Pria itu memang dengan sengaja turun duluan dan bergegas membukakan pintu untuk Grena.
Namun sayangnya ketika baru akan melakukan hal itu, Grena sudah lebih dulu membukanya secara mandiri.
Wanita itu langsung turun dari kendaraan roda empat itu dan berlalu begitu saja, sengaja mengabaikan kehadiran Jevano di sana.
Jevano kemudian hanya mengendikkan bahunya acuh dan melangkahkan kedua kaki jenjangnya untuk menyusul Grena.
“Kok lama banget sih sayang baru dateng? Mama udah nungguin dari tadi tau, kangen nih.”
Suara lembut itu mengalun merdu untuk menyapa dan masuk ke dalam gendang telinga Grena dengan sopan.
Beliau adalah Isabella, mamanya Jevano.
Wanita itu tampak sangat anggun dan elegan di mata Grena.
Wajahnya masih saja memancarkan aura kecantikan walau usianya sudah menyentuh setengah abad.
Kulit putih yang ia miliki dan bibir tipisnya itu menjadi poin utama yang Isabella punya.
“Iya ma, maaf ya. Tadi aku ada pemotretan, jadi pulang sore. Terus mas Jevano juga lagi banyak kerjaan di kantor, nyampe rumahnya aja barengan sama aku. Di perjalanan ke sini lumayan macet, jadi ya telat deh heheh,” jelas Grena.
“Oh jadi gitu, ya udah gapapa sayang.”
Isabella melirik sekilas putranya yang sedang berdiri tepat di belakang Grena.
Jevano hanya menganggukkan kepalanya menyetujui perkataan Grena dan melampirkan sebuah senyuman kikuk.
Kedua wanita itu kini tengah melakukan salam khas yang sudah biasa dilakukan oleh kaumnya ketika berjumpa.
Ya, saling menempelkan pipi mereka masing-masing.
Di sisi lain, Jevano terlihat sedikit tertegun mendengar penjelasan Grena tadi.
“Mas katanya?”
Wah akting istrinya itu sangatlah baik, mengapa dia tidak menjadi seorang aktris saja ketimbang model?
Bahkan panggilan itu tidak terdapat di poin perjanjian yang telah disepakati oleh mereka.
Entahlah, suka-suka Grena saja.
Isabella segera mengajak anak dan menantunya itu untuk segera masuk ke dalam rumah.

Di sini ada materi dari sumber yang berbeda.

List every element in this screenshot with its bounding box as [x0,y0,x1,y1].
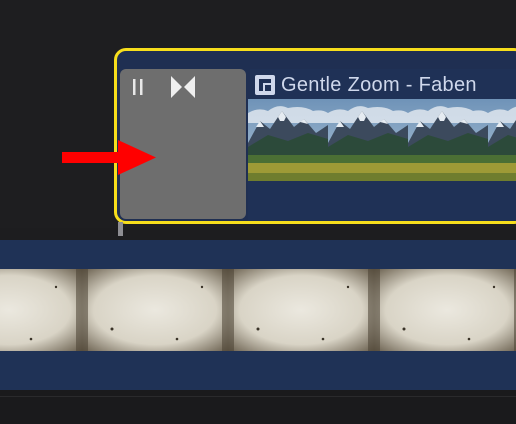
paper-texture-thumbnails [0,269,516,351]
playhead-marker[interactable] [118,222,123,236]
primary-clip-audio-area [0,351,516,390]
pause-icon [133,79,143,95]
primary-storyline-clip[interactable] [0,240,516,390]
clip-header: Gentle Zoom - Faben [250,69,516,101]
red-arrow-icon [62,140,156,175]
bowtie-transition-icon[interactable] [170,75,196,99]
connected-clip-icon [255,75,275,95]
clip-title: Gentle Zoom - Faben [281,73,477,96]
connected-clip-gentle-zoom[interactable]: Gentle Zoom - Faben [114,48,516,224]
clip-audio-area [248,181,516,221]
lane-gap [0,228,516,240]
primary-clip-header [0,240,516,269]
timeline-divider [0,396,516,397]
mountain-thumbnails [248,99,516,181]
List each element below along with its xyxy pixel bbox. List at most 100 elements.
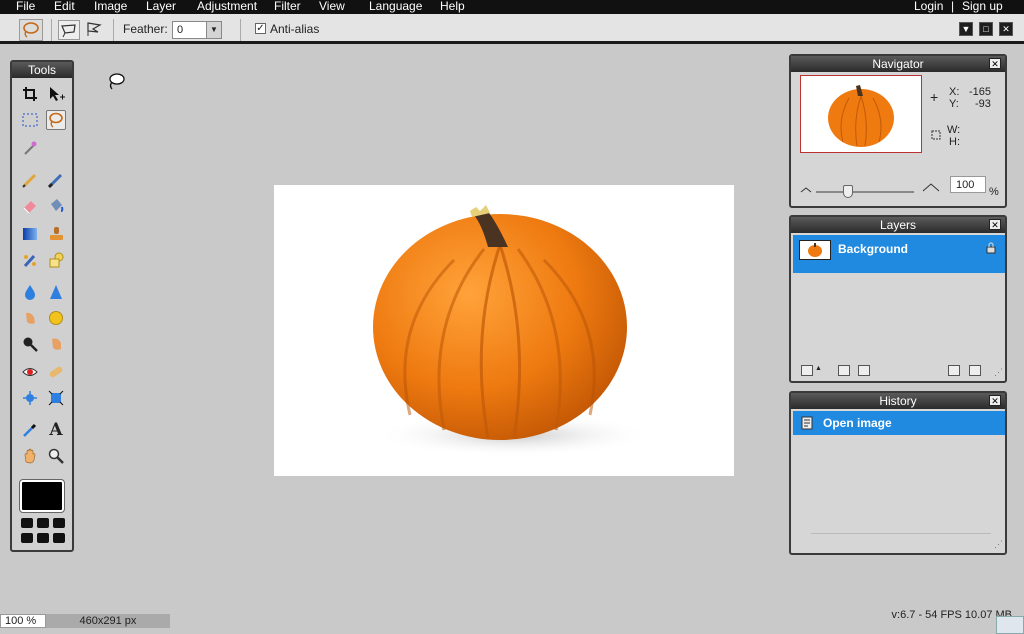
menu-layer[interactable]: Layer [146,0,176,13]
history-item-label: Open image [823,416,892,430]
burn-icon[interactable] [46,334,66,354]
menu-file[interactable]: File [16,0,35,13]
nav-h-label: H: [949,136,960,148]
tool-options-bar: Feather: 0 ▼ ✓ Anti-alias ▼ □ ✕ [0,14,1024,44]
pinch-icon[interactable] [46,388,66,408]
menu-help[interactable]: Help [440,0,465,13]
antialias-label: Anti-alias [270,22,320,36]
navigator-title: Navigator [791,56,1005,72]
navigator-thumbnail[interactable] [800,75,922,153]
tools-panel: Tools A [10,60,74,552]
close-icon[interactable]: ✕ [989,395,1001,406]
layer-style-icon[interactable] [858,365,870,376]
sponge-icon[interactable] [46,308,66,328]
blur-icon[interactable] [20,282,40,302]
trash-icon[interactable] [969,365,981,376]
lasso-cursor-icon [106,72,126,95]
clone-stamp-icon[interactable] [46,224,66,244]
dodge-icon[interactable] [20,334,40,354]
zoom-unit: % [989,186,999,198]
zoom-slider-thumb[interactable] [843,185,853,198]
nav-y-value: -93 [975,98,991,110]
layer-mask-icon[interactable] [838,365,850,376]
menu-language[interactable]: Language [369,0,422,13]
tools-panel-title: Tools [12,62,72,78]
toolbar-divider [51,19,52,41]
nav-y-label: Y: [949,98,959,110]
zoom-icon[interactable] [46,446,66,466]
resize-grip-icon[interactable]: ⋰ [994,539,1003,550]
close-icon[interactable]: ✕ [999,22,1013,36]
move-icon[interactable] [46,84,66,104]
zoom-in-icon[interactable] [922,182,940,195]
sharpen-icon[interactable] [46,282,66,302]
type-icon[interactable]: A [46,420,66,440]
status-bar: 100 % 460x291 px [0,614,1024,634]
hand-icon[interactable] [20,446,40,466]
color-picker-icon[interactable] [20,420,40,440]
paint-bucket-icon[interactable] [46,196,66,216]
preset-swatch[interactable] [21,518,33,528]
menu-separator: | [951,0,955,13]
login-link[interactable]: Login [914,0,943,13]
crop-icon[interactable] [20,84,40,104]
toolbar-divider [113,19,114,41]
shapes-icon[interactable] [46,250,66,270]
antialias-checkbox[interactable]: ✓ [255,23,266,34]
eraser-icon[interactable] [20,196,40,216]
magic-wand-icon[interactable] [20,138,40,158]
spot-heal-icon[interactable] [46,362,66,382]
chevron-up-icon[interactable]: ▲ [815,365,822,372]
signup-link[interactable]: Sign up [962,0,1003,13]
minimize-icon[interactable]: ▼ [959,22,973,36]
new-layer-icon[interactable] [948,365,960,376]
current-tool-lasso-icon [19,19,43,41]
toolbar-divider [240,19,241,41]
zoom-slider[interactable] [816,185,914,198]
menu-edit[interactable]: Edit [54,0,75,13]
history-item[interactable]: Open image [793,411,1005,435]
smudge-icon[interactable] [20,308,40,328]
menu-view[interactable]: View [319,0,345,13]
menu-adjustment[interactable]: Adjustment [197,0,257,13]
preset-swatch[interactable] [53,533,65,543]
color-replace-icon[interactable] [20,250,40,270]
lock-icon[interactable] [986,242,996,257]
preset-swatch[interactable] [21,533,33,543]
zoom-slider-track [816,191,914,193]
gradient-icon[interactable] [20,224,40,244]
preset-swatch[interactable] [37,518,49,528]
layer-name: Background [838,242,909,256]
version-info: v:6.7 - 54 FPS 10.07 MB [891,609,1012,621]
foreground-color-swatch[interactable] [19,479,65,513]
layers-title: Layers [791,217,1005,233]
selection-size-icon [931,128,943,143]
close-icon[interactable]: ✕ [989,219,1001,230]
pencil-icon[interactable] [20,170,40,190]
document-icon [801,416,815,433]
resize-grip-icon[interactable]: ⋰ [994,367,1003,378]
feather-label: Feather: [123,22,168,36]
zoom-input[interactable]: 100 [950,176,986,193]
pumpkin-image [373,205,654,457]
preset-swatch[interactable] [53,518,65,528]
zoom-out-icon[interactable] [800,184,812,196]
feather-input[interactable]: 0 ▼ [172,21,222,39]
lasso-mode-polygon-icon[interactable] [84,20,106,40]
layer-row[interactable]: Background [793,235,1005,273]
red-eye-icon[interactable] [20,362,40,382]
close-icon[interactable]: ✕ [989,58,1001,69]
lasso-icon[interactable] [46,110,66,130]
brush-icon[interactable] [46,170,66,190]
marquee-icon[interactable] [20,110,40,130]
download-icon[interactable] [996,616,1024,634]
menu-filter[interactable]: Filter [274,0,301,13]
chevron-down-icon[interactable]: ▼ [206,22,221,38]
maximize-icon[interactable]: □ [979,22,993,36]
menu-image[interactable]: Image [94,0,127,13]
bloat-icon[interactable] [20,388,40,408]
preset-swatch[interactable] [37,533,49,543]
image-canvas[interactable] [274,185,734,476]
lasso-mode-freehand-icon[interactable] [58,20,80,40]
layer-settings-icon[interactable] [801,365,813,376]
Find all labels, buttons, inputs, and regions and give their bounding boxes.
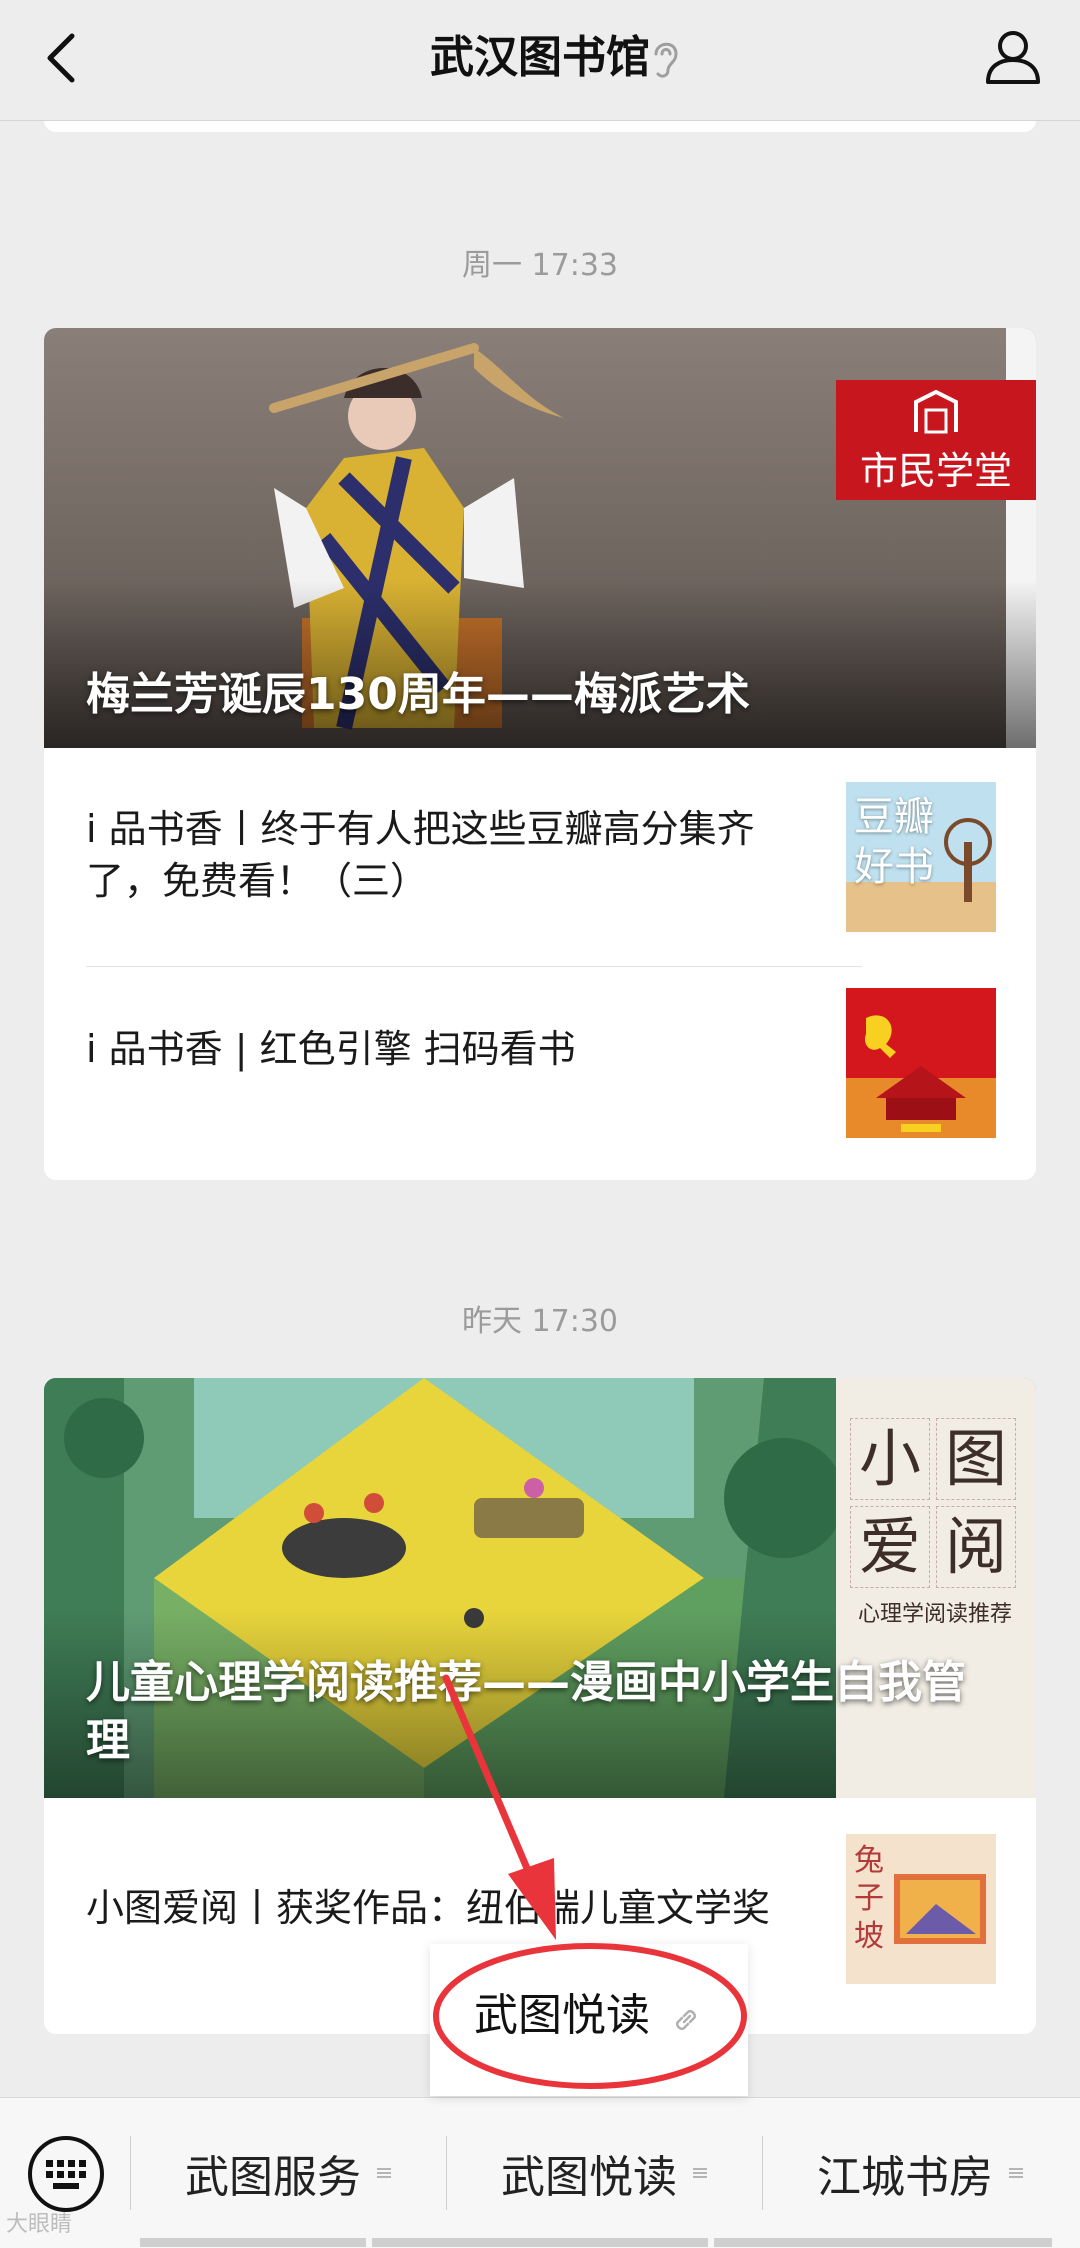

Dirinya berjalan berdampingan bersama Grena dan merangkul menantunya itu dengan sayang.
Jevano merasa bahwa mamanya itu sangat menyukai Grena.
Pria itu akhirnya hanya mengikuti mereka berdua berjalan di belakangnya.
Suara bariton menarik atensi dari semua orang yang berkumpul di ruang makan begitu Isabella, Grena, dan Jevano sampai di sana.
“Mata buram, tidak dapat membidik.” “Selamat malam, Grena cantik.”
Suara itu berasal dari seorang pria paruh baya yang umurnya tidak terlalu jauh dari Isabella.
Pria itu sangatlah tampan dan masih saja memiliki tubuh yang bugar walaupun sudah cukup berumur.
Ahh, Grena tahu darimana wajah rupawan yang dimiliki oleh Jevano.
Itu tadi adalah Cakra, papanya Jevano. Kepala keluarga Adelard.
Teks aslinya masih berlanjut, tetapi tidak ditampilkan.